The bench also directed the magistrate to consider all materials including documents and emails brought on record by the accused before the high court, noting that the high court was correct in remitting the matter to the judicial magistrate for further examination.
"We do not intend to go into the question of the merits of the allegations, and what procedure the magistrate should follow as this is an aspect which the magistrate must first consider and decide judiciously and as per the law. What is impermissible and contrary to law is an adjudication on merits of the allegations and determination of the facts as baseless, without further scrutiny and examination. Therefore, the High Court was correct in remitting the matter to the judicial magistrate for further examination," it said.
The bench noted that while examining the question of delay in making the complaint, the courts must remain alive to the fact that it is difficult for a woman to come forward and make a statement alleging rape or sexual assault. "Every criminal case, it is stated, is a voyage of discovery in which truth is the quest. Right from the inception of the judicial system, it has been accepted that discovery, vindication and establishment of truth are the primary purposes underlying the existence of the courts of justice," it said.

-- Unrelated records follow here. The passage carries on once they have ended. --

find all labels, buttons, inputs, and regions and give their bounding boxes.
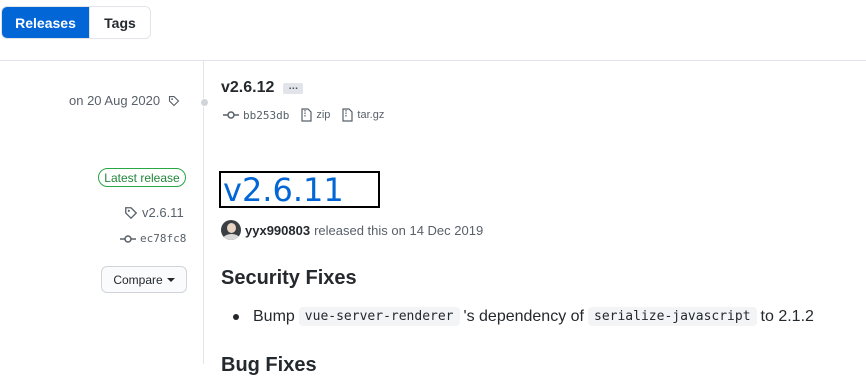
older-release-date-text: on 20 Aug 2020 <box>69 93 161 108</box>
ellipsis-button[interactable]: … <box>283 81 304 94</box>
tag-icon <box>124 206 138 220</box>
timeline-dot <box>200 98 209 107</box>
code-serialize-javascript: serialize-javascript <box>588 307 757 326</box>
older-commit-link[interactable]: bb253db <box>223 109 289 122</box>
release-author-line: yyx990803 released this on 14 Dec 2019 <box>221 220 483 240</box>
release-title-link[interactable]: v2.6.11 <box>223 174 344 206</box>
commit-icon <box>120 234 136 244</box>
divider <box>0 60 866 61</box>
older-release-assets: bb253db zip tar.gz <box>223 108 396 122</box>
list-item: Bump vue-server-renderer 's dependency o… <box>233 307 814 326</box>
caret-down-icon <box>166 277 175 282</box>
older-release-date: on 20 Aug 2020 <box>69 93 180 108</box>
commit-icon <box>223 110 239 120</box>
tab-releases[interactable]: Releases <box>2 7 89 38</box>
older-commit-sha: bb253db <box>243 108 290 122</box>
tab-tags[interactable]: Tags <box>89 7 150 38</box>
release-title-box: v2.6.11 <box>219 171 380 208</box>
latest-tag-link[interactable]: v2.6.11 <box>124 205 184 220</box>
latest-commit-sha: ec78fc8 <box>140 232 187 245</box>
bullet-suffix: to 2.1.2 <box>760 307 814 325</box>
latest-tag-label: v2.6.11 <box>142 205 184 220</box>
section-heading-bug-fixes: Bug Fixes <box>221 354 317 376</box>
code-vue-server-renderer: vue-server-renderer <box>298 307 460 326</box>
latest-release-badge: Latest release <box>98 168 186 187</box>
avatar[interactable] <box>221 220 241 240</box>
bullet-dot <box>233 313 239 320</box>
targz-label: tar.gz <box>357 109 385 121</box>
zip-label: zip <box>316 109 331 121</box>
targz-download-link[interactable]: tar.gz <box>342 108 384 122</box>
bullet-middle: 's dependency of <box>463 307 584 325</box>
zip-download-link[interactable]: zip <box>301 108 330 122</box>
tag-icon[interactable] <box>168 95 180 107</box>
compare-label: Compare <box>113 272 163 287</box>
file-zip-icon <box>342 108 354 122</box>
section-heading-security: Security Fixes <box>221 267 357 289</box>
author-link[interactable]: yyx990803 <box>245 223 310 238</box>
release-tabs: Releases Tags <box>1 6 151 39</box>
older-release-title[interactable]: v2.6.12 <box>221 79 274 97</box>
compare-button[interactable]: Compare <box>101 266 187 293</box>
file-zip-icon <box>301 108 312 122</box>
older-release-header: v2.6.12 … <box>221 79 304 97</box>
bullet-prefix: Bump <box>253 307 295 325</box>
released-text: released this on 14 Dec 2019 <box>314 222 484 238</box>
latest-commit-link[interactable]: ec78fc8 <box>120 232 186 245</box>
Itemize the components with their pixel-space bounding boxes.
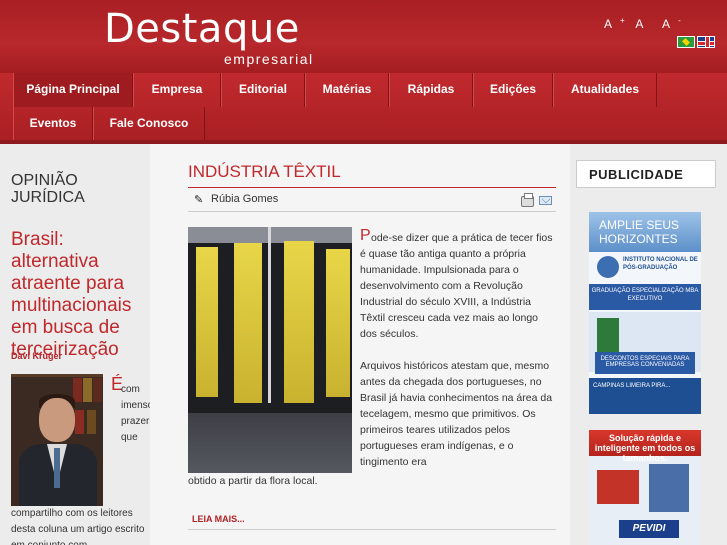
opiniao-juridica-column: OPINIÃO JURÍDICA Brasil: alternativa atr… <box>0 144 154 545</box>
opiniao-text-side: com imenso prazer que <box>121 384 154 443</box>
nav-item-fale-conosco[interactable]: Fale Conosco <box>93 107 205 141</box>
main-nav: Página Principal Empresa Editorial Matér… <box>0 73 727 142</box>
truck-graphic <box>597 470 639 504</box>
nav-item-eventos[interactable]: Eventos <box>13 107 93 141</box>
ad1-institute: INSTITUTO NACIONAL DE PÓS-GRADUAÇÃO <box>623 257 698 271</box>
ad-banner-inpg[interactable]: AMPLIE SEUS HORIZONTES INSTITUTO NACIONA… <box>589 212 701 414</box>
brazil-flag-icon[interactable] <box>677 36 695 48</box>
ad1-discount: DESCONTOS ESPECIAIS PARA EMPRESAS CONVEN… <box>595 352 695 374</box>
font-reset-button[interactable]: A <box>635 17 651 31</box>
nav-item-materias[interactable]: Matérias <box>305 73 389 107</box>
author-divider <box>188 211 556 212</box>
publicidade-title: PUBLICIDADE <box>589 167 684 182</box>
site-header: Destaque empresarial A + A A- <box>0 0 727 73</box>
opiniao-author: Davi Kruger <box>11 351 63 361</box>
nav-item-atualidades[interactable]: Atualidades <box>553 73 657 107</box>
nav-item-rapidas[interactable]: Rápidas <box>389 73 473 107</box>
sidebar-publicidade: PUBLICIDADE AMPLIE SEUS HORIZONTES INSTI… <box>570 144 727 545</box>
author-photo <box>11 374 103 506</box>
print-icon[interactable] <box>521 193 534 207</box>
email-icon[interactable] <box>539 196 552 205</box>
pen-icon: ✎ <box>194 194 204 206</box>
read-more-link[interactable]: LEIA MAIS... <box>192 514 245 524</box>
article-bottom-divider <box>188 529 556 530</box>
ad1-headline: AMPLIE SEUS HORIZONTES <box>589 212 701 252</box>
site-logo-subtitle: empresarial <box>224 51 314 67</box>
ad2-headline: Solução rápida e inteligente em todos os… <box>589 430 701 463</box>
title-divider <box>188 187 556 188</box>
nav-item-empresa[interactable]: Empresa <box>133 73 221 107</box>
ad1-band: GRADUAÇÃO ESPECIALIZAÇÃO MBA EXECUTIVO <box>589 284 701 310</box>
section-title: OPINIÃO JURÍDICA <box>11 172 85 206</box>
site-logo[interactable]: Destaque <box>104 6 300 52</box>
opiniao-headline-link[interactable]: Brasil: alternativa atraente para multin… <box>11 229 151 361</box>
pevidi-logo: PEVIDI <box>619 520 679 538</box>
article-title[interactable]: INDÚSTRIA TÊXTIL <box>188 162 341 182</box>
article-body-tail: obtido a partir da flora local. <box>188 475 318 487</box>
article-author: Rúbia Gomes <box>211 193 279 205</box>
uk-flag-icon[interactable] <box>697 36 715 48</box>
ad1-cities: CAMPINAS LIMEIRA PIRA... <box>589 378 701 414</box>
ad-banner-pevidi[interactable]: Solução rápida e inteligente em todos os… <box>589 430 701 545</box>
article-body: ode-se dizer que a prática de tecer fios… <box>360 232 553 468</box>
nav-item-editorial[interactable]: Editorial <box>221 73 305 107</box>
font-decrease-button[interactable]: A- <box>662 16 681 31</box>
main-article: INDÚSTRIA TÊXTIL ✎ Rúbia Gomes P ode-se … <box>150 144 570 545</box>
opiniao-text: compartilho com os leitores desta coluna… <box>11 508 145 545</box>
publicidade-header: PUBLICIDADE <box>576 160 716 188</box>
institute-logo-icon <box>597 256 619 278</box>
nav-item-edicoes[interactable]: Edições <box>473 73 553 107</box>
font-increase-button[interactable]: A + <box>604 16 625 31</box>
font-size-controls: A + A A- <box>604 16 689 31</box>
nav-item-pagina-principal[interactable]: Página Principal <box>13 73 133 107</box>
container-graphic <box>649 464 689 512</box>
article-photo <box>188 227 352 473</box>
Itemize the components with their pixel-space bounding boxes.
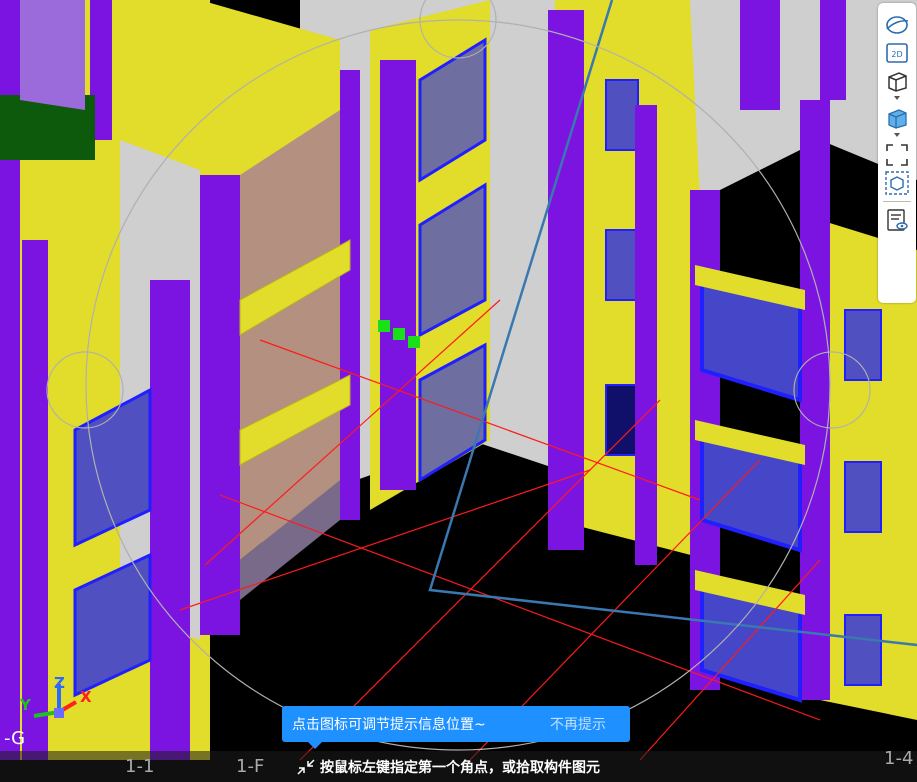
far-right-window-3 (844, 614, 882, 686)
axis-x-label: X (80, 688, 92, 706)
hint-tooltip[interactable]: 点击图标可调节提示信息位置~ 不再提示 (282, 706, 630, 749)
svg-text:2D: 2D (891, 50, 902, 59)
right-column-4 (820, 0, 846, 100)
properties-view-button[interactable] (882, 206, 912, 234)
toolbar-divider (883, 201, 911, 202)
cube-solid-icon (888, 109, 907, 129)
right-column-3 (740, 0, 780, 110)
cube-outline-icon (888, 72, 907, 92)
chevron-down-icon[interactable] (894, 133, 900, 137)
grid-axis-label-right: 1-4 (884, 748, 914, 769)
view-2d-button[interactable]: 2D (882, 39, 912, 67)
mid-right-window-3 (605, 384, 639, 456)
dont-show-again-button[interactable]: 不再提示 (550, 714, 606, 734)
far-right-window-1 (844, 309, 882, 381)
center-column (380, 60, 416, 490)
view-cube-outline-button[interactable] (882, 67, 912, 95)
left-column-6 (340, 70, 360, 520)
mid-right-column (548, 10, 584, 550)
fullscreen-button[interactable] (882, 141, 912, 169)
shrink-arrows-icon (297, 759, 315, 775)
left-column-5 (200, 175, 240, 635)
axis-z-label: Z (54, 674, 65, 692)
mid-right-window-2 (605, 229, 639, 301)
view-cube-solid-button[interactable] (882, 104, 912, 132)
axis-gizmo[interactable]: Z Y X (14, 674, 104, 744)
left-column-4 (150, 280, 190, 760)
document-eye-icon (887, 209, 908, 231)
tooltip-arrow (308, 742, 322, 749)
grid-axis-label-left: 1-1 (125, 756, 155, 777)
orbit-view-button[interactable] (882, 11, 912, 39)
far-right-window-2 (844, 461, 882, 533)
hint-tooltip-message: 点击图标可调节提示信息位置~ (292, 717, 486, 733)
command-prompt-text: 按鼠标左键指定第一个角点，或拾取构件图元 (320, 760, 600, 776)
grid-axis-label-side: -G (4, 728, 26, 749)
green-marker-1 (378, 320, 390, 332)
green-marker-2 (393, 328, 405, 340)
mid-right-pillar (635, 105, 657, 565)
3d-viewport[interactable] (0, 0, 917, 782)
orbit-icon (886, 16, 909, 34)
chevron-down-icon[interactable] (894, 96, 900, 100)
grid-axis-label-middle: 1-F (236, 756, 265, 777)
fullscreen-icon (886, 144, 908, 166)
command-prompt: 按鼠标左键指定第一个角点，或拾取构件图元 (296, 757, 600, 777)
2d-view-icon: 2D (886, 43, 908, 63)
selection-cube-icon (885, 171, 909, 195)
view-toolbar: 2D (878, 3, 916, 303)
view-selection-button[interactable] (882, 169, 912, 197)
axis-y-label: Y (20, 696, 31, 714)
left-top-windows (20, 0, 85, 110)
green-marker-3 (408, 336, 420, 348)
mid-right-window-1 (605, 79, 639, 151)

"However, the supremacy of truth is easier to assert than to define. Often this task becomes difficult when contradictory factual positions are asserted duly supported and affirmed on oath."
Counsel, representing the accused, that complainant was not a timid victim inasmuch as she was an experienced social/political worker, had a history of filing FIRs including for rape, had earlier filed FIRs against the accused in the instant case for other offences and indeed had invoked police powers against several powerful people.
Counsel, terming the complaint as abuse of process, alleged that in an FIR filed on August 31, 2018, she had made allegations of rape against a third person who is a worker of the BJP.